Interestingly, there is another association of BRAF and MEK inhibitors, Dabrafenib and Trametinib, which has also shown nephrotoxic effects such as hyponatremia [22]. AKI and hyponatremia have also been reported under Dabrafenib monotherapy, suggesting a combined effect with the BRAF inhibitors rather than an isolated effect of a MEK inhibitor [23]. Granulomatous nephritis with Dabrafenib and Trametinib has been reported, suggesting side effects with different pathophysiologic mechanisms of toxicity [15]. The two-drug association has the same molecular targets and the same anti-tumor efficacy; so far there is no clear data of renal toxicity of Dabrafenib–Trametinib. This is the reason why it is difficult to speculate on potential renal toxic effect, which nevertheless could be comparable to that of VMF–CB.

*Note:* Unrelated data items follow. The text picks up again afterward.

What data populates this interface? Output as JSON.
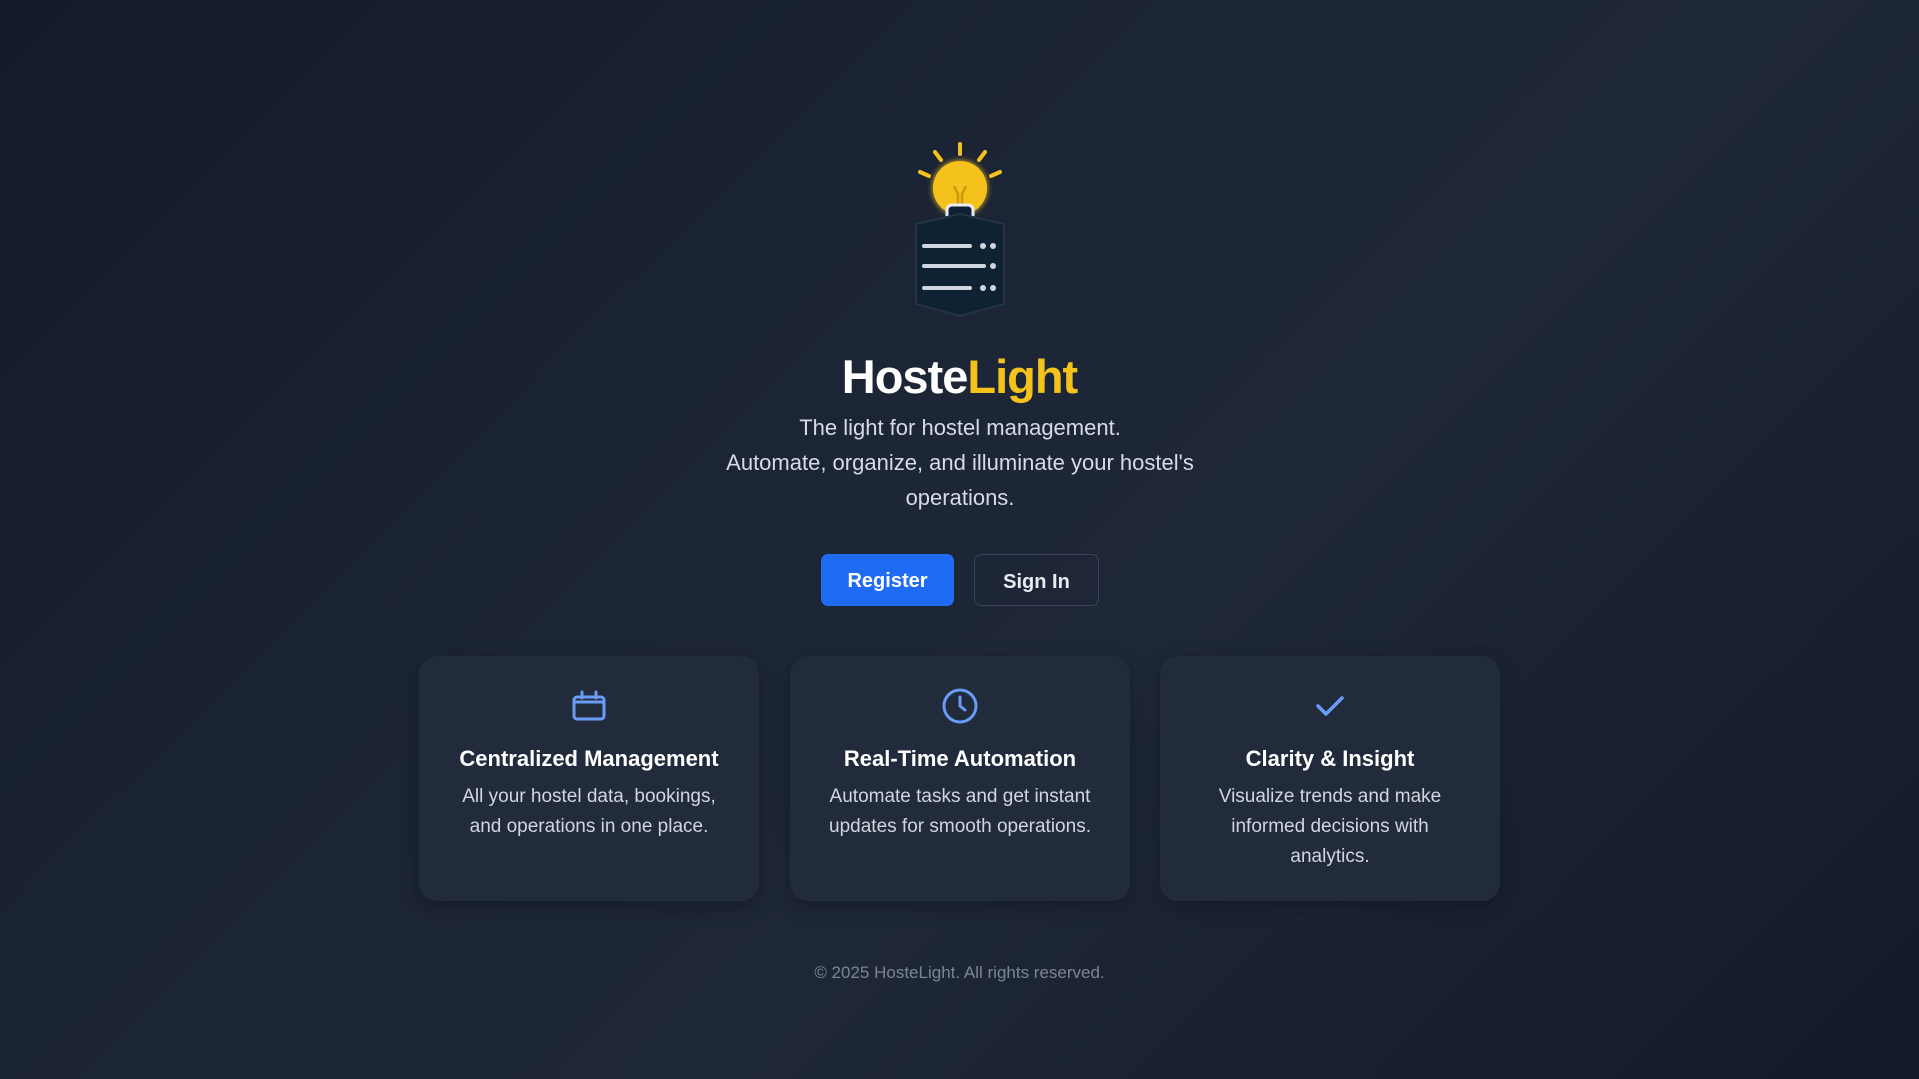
{
  "brand": {
    "name_part1": "Hoste",
    "name_part2": "Light",
    "colors": {
      "primary": "#ffffff",
      "accent": "#f5c21b"
    }
  },
  "logo": {
    "icon": "lightbulb-server-icon"
  },
  "tagline": {
    "line1": "The light for hostel management.",
    "line2": "Automate, organize, and illuminate your hostel's operations."
  },
  "actions": {
    "register_label": "Register",
    "signin_label": "Sign In",
    "register_color": "#1f6bf3"
  },
  "features": [
    {
      "icon": "calendar-icon",
      "title": "Centralized Management",
      "description": "All your hostel data, bookings, and operations in one place."
    },
    {
      "icon": "clock-icon",
      "title": "Real-Time Automation",
      "description": "Automate tasks and get instant updates for smooth operations."
    },
    {
      "icon": "checkmark-icon",
      "title": "Clarity & Insight",
      "description": "Visualize trends and make informed decisions with analytics."
    }
  ],
  "footer": {
    "copyright": "© 2025 HosteLight. All rights reserved."
  }
}
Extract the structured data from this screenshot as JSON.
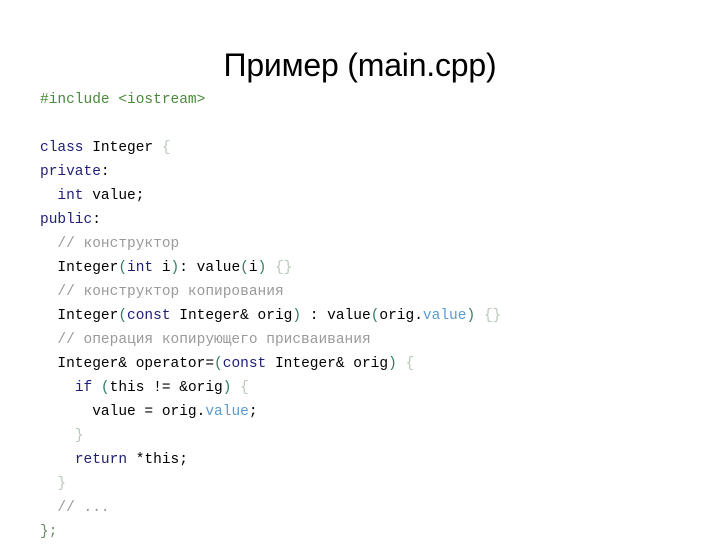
{
  "slide": {
    "title": "Пример (main.cpp)",
    "background_color": "#ffffff",
    "colors": {
      "title": "#000000",
      "plain": "#000000",
      "keyword": "#20207a",
      "preprocessor": "#4a8a3a",
      "comment": "#9a9a9a",
      "paren": "#2f7f5f",
      "brace": "#b9c9b9",
      "member": "#5a9ad0",
      "end_brace": "#6a8a6a"
    }
  },
  "code": {
    "language": "cpp",
    "lines": [
      {
        "indent": 0,
        "tokens": [
          {
            "text": "#include <iostream>",
            "kind": "pre"
          }
        ]
      },
      {
        "indent": 0,
        "blank": true,
        "tokens": []
      },
      {
        "indent": 0,
        "tokens": [
          {
            "text": "class",
            "kind": "keyword"
          },
          {
            "text": " Integer ",
            "kind": "plain"
          },
          {
            "text": "{",
            "kind": "brace"
          }
        ]
      },
      {
        "indent": 0,
        "tokens": [
          {
            "text": "private",
            "kind": "keyword"
          },
          {
            "text": ":",
            "kind": "plain"
          }
        ]
      },
      {
        "indent": 1,
        "tokens": [
          {
            "text": "int",
            "kind": "keyword"
          },
          {
            "text": " value;",
            "kind": "plain"
          }
        ]
      },
      {
        "indent": 0,
        "tokens": [
          {
            "text": "public",
            "kind": "keyword"
          },
          {
            "text": ":",
            "kind": "plain"
          }
        ]
      },
      {
        "indent": 1,
        "tokens": [
          {
            "text": "// конструктор",
            "kind": "comment"
          }
        ]
      },
      {
        "indent": 1,
        "tokens": [
          {
            "text": "Integer",
            "kind": "plain"
          },
          {
            "text": "(",
            "kind": "paren"
          },
          {
            "text": "int",
            "kind": "keyword"
          },
          {
            "text": " i",
            "kind": "plain"
          },
          {
            "text": ")",
            "kind": "paren"
          },
          {
            "text": ": value",
            "kind": "plain"
          },
          {
            "text": "(",
            "kind": "paren"
          },
          {
            "text": "i",
            "kind": "plain"
          },
          {
            "text": ")",
            "kind": "paren"
          },
          {
            "text": " ",
            "kind": "plain"
          },
          {
            "text": "{}",
            "kind": "brace"
          }
        ]
      },
      {
        "indent": 1,
        "tokens": [
          {
            "text": "// конструктор копирования",
            "kind": "comment"
          }
        ]
      },
      {
        "indent": 1,
        "tokens": [
          {
            "text": "Integer",
            "kind": "plain"
          },
          {
            "text": "(",
            "kind": "paren"
          },
          {
            "text": "const",
            "kind": "keyword"
          },
          {
            "text": " Integer& orig",
            "kind": "plain"
          },
          {
            "text": ")",
            "kind": "paren"
          },
          {
            "text": " : value",
            "kind": "plain"
          },
          {
            "text": "(",
            "kind": "paren"
          },
          {
            "text": "orig.",
            "kind": "plain"
          },
          {
            "text": "value",
            "kind": "member"
          },
          {
            "text": ")",
            "kind": "paren"
          },
          {
            "text": " ",
            "kind": "plain"
          },
          {
            "text": "{}",
            "kind": "brace"
          }
        ]
      },
      {
        "indent": 1,
        "tokens": [
          {
            "text": "// операция копирующего присваивания",
            "kind": "comment"
          }
        ]
      },
      {
        "indent": 1,
        "tokens": [
          {
            "text": "Integer& operator=",
            "kind": "plain"
          },
          {
            "text": "(",
            "kind": "paren"
          },
          {
            "text": "const",
            "kind": "keyword"
          },
          {
            "text": " Integer& orig",
            "kind": "plain"
          },
          {
            "text": ")",
            "kind": "paren"
          },
          {
            "text": " ",
            "kind": "plain"
          },
          {
            "text": "{",
            "kind": "brace"
          }
        ]
      },
      {
        "indent": 2,
        "tokens": [
          {
            "text": "if",
            "kind": "keyword"
          },
          {
            "text": " ",
            "kind": "plain"
          },
          {
            "text": "(",
            "kind": "paren"
          },
          {
            "text": "this != &orig",
            "kind": "plain"
          },
          {
            "text": ")",
            "kind": "paren"
          },
          {
            "text": " ",
            "kind": "plain"
          },
          {
            "text": "{",
            "kind": "brace"
          }
        ]
      },
      {
        "indent": 3,
        "tokens": [
          {
            "text": "value = orig.",
            "kind": "plain"
          },
          {
            "text": "value",
            "kind": "member"
          },
          {
            "text": ";",
            "kind": "plain"
          }
        ]
      },
      {
        "indent": 2,
        "tokens": [
          {
            "text": "}",
            "kind": "brace"
          }
        ]
      },
      {
        "indent": 2,
        "tokens": [
          {
            "text": "return",
            "kind": "keyword"
          },
          {
            "text": " *this;",
            "kind": "plain"
          }
        ]
      },
      {
        "indent": 1,
        "tokens": [
          {
            "text": "}",
            "kind": "brace"
          }
        ]
      },
      {
        "indent": 1,
        "tokens": [
          {
            "text": "// ...",
            "kind": "comment"
          }
        ]
      },
      {
        "indent": 0,
        "tokens": [
          {
            "text": "};",
            "kind": "end_brace"
          }
        ]
      }
    ]
  }
}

This study has limitations. The retrospective design may lead to missing data concerning the confounding factors, in particular detailed renal investigations. Time after treatment withdrawal was too short to evaluate the potential reversibility of the nephrotoxicity. The sample size due to the monocentric nature of analysis also limited the statistical power. The present results were retrospectively compared to our prior cohort. However, this is the first cohort addressing the renal toxicity of a combined association of VMF and CB.

In conclusion, we report a reduced incidence and severity of nephrotoxicity of the association inhibitors of BRAF and MEK compared to a BRAF inhibitor monotherapy. When present, the acute kidney injury appeared early and of mild intensity, allowing to pursue the treatment. As renal toxicity is suspected to be linked to VMF tubular damages, our recommendations proposed in case of AKI with VMF can be used in case of AKI with combined VMF–CB [3].

Combined therapy with adjunction of MEK inhibitors also improve tumoral response and reduced occurrence of BRAF inhibitors’ adverse effects, mediated by MEK paradoxical activation. Many other MAPK reactivation mechanisms are responsible for resistance to chemotherapy and tumoral escape. They represent new therapeutic targets to be explored and developed.